The choice of the mask material for silicon gate etching depends on the process requirements. These materials can be grouped into carbon based materials (photoresists, bottom antireflective coatings (BARC) and carbon hardmasks) and silicon based dielectric masks (oxides, nitride, dielectric antireflective coatings (DARC)).

Slide 1 shows results of ellipsometry studies of the influence of the mask materials on the gate oxide etch rate. Under identical process conditions (HBr/Cl2/O2 standard chemistries), the gate oxide consumption is increased by a factor of 4 when going from a hardmask to a resist mask. This corroborates the common notion that resist masks tend to impact gate oxide selectivity negatively.

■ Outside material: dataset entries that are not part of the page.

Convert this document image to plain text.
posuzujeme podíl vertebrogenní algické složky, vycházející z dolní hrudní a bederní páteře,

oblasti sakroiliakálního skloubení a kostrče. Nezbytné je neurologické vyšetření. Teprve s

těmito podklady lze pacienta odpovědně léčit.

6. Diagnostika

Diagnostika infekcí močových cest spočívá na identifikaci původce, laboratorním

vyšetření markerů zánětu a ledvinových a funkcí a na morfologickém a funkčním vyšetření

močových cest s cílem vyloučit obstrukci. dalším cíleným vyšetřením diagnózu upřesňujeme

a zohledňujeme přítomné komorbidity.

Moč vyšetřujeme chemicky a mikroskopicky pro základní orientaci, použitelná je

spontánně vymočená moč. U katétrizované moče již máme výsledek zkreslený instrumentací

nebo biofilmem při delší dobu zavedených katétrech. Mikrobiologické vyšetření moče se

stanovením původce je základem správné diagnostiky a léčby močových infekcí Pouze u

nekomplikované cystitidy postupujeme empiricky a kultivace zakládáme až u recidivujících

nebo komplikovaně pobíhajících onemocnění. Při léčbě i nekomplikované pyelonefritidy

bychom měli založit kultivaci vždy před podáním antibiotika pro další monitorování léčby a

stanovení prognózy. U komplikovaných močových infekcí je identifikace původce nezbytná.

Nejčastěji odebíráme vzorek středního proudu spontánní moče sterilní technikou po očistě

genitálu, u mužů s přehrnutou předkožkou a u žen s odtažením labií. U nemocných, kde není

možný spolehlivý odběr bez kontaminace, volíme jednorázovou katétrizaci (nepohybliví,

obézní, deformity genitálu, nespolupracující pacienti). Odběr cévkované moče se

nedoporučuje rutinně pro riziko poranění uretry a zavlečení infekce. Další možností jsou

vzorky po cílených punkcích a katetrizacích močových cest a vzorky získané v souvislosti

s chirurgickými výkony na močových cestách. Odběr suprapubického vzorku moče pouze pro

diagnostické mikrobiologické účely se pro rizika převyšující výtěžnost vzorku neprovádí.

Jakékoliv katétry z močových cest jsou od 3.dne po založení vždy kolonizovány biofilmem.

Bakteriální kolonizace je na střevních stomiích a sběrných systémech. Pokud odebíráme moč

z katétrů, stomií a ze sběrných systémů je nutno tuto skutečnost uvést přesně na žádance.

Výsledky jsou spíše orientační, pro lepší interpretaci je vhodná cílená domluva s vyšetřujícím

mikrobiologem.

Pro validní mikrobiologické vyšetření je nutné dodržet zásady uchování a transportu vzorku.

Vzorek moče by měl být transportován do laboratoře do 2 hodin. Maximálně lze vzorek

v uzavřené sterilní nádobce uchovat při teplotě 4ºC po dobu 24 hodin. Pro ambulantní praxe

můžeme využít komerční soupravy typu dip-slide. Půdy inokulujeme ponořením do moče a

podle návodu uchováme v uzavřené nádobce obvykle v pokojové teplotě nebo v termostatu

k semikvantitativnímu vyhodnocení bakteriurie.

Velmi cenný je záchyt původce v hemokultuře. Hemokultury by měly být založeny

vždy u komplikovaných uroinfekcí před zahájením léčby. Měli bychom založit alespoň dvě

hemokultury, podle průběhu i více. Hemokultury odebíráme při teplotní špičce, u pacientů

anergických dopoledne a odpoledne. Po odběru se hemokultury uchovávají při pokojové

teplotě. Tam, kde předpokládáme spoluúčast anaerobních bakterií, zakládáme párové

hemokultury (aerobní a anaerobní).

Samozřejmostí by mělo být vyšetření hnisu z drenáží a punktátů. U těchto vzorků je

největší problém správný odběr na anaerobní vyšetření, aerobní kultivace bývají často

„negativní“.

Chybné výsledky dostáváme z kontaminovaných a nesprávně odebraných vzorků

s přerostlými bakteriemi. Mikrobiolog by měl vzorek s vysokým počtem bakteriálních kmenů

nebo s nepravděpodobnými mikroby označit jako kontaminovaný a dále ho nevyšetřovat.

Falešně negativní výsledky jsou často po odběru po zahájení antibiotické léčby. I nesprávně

One possible explanation for the lower gate oxide selectivity is that carbon is liberated from the resist mask during the etch process and deposited on the gate oxide. Oxide tends to etch faster in the presence of carbon due to the formation of volatile carbon oxides. In-situ XPS studies of the gate oxide surface show that while Carbon is present on the gate oxide with the resist mask it is absent on the gate oxide with the SiO2 hardmask (slides 2 and 3).

The loss of gate oxide loss and the carbon concentration on the gate oxide surface both increase with the local resist coverage. When etching resist masked poly silicon gates, the poly-Si/SiO2 selectivity across the wafer is strongly affected by the local resist coverage (slide 4).

Besides concerns about the gate oxide selectivity, other reasons to use dielectric hardmasks in advanced gate etching include the dramatically reduced resist thickness / budget for advanced gate etching as well as mask charging (slide 5).

In-situ reflectometry measurements with a commercial predictive endpoint system provide additional evidence that the gate oxide erodes faster in the presence of photoresists on the wafer. In addition, the experiment reveals that the presence of silicon also lowers the gate oxide selectivity. This effect is smaller than for resist but measurable. A very uniform etch rate across the wafer is therefore mandatory to avoid local gate oxide pitting or punch through (slide 6).

Advanced poly-Si gate stack for high performance devices are frequently doped. Fluorine addition is frequently used to reduce the doping effect in advanced gate etching. CF4 addition is much more efficient than non-carbon containing gases like NF3. With respect to dielectric hardmasks, this has a double negative impact on mask selectivity: Both, fluorine and carbon increase the oxide or nitride etch rate and lower therefore the mask selectivity (slide 7).

The need for fluorocarbon addition drives the resurgence of resist schemes and the emergence of carbon and other alternative hardmasks (slide 8).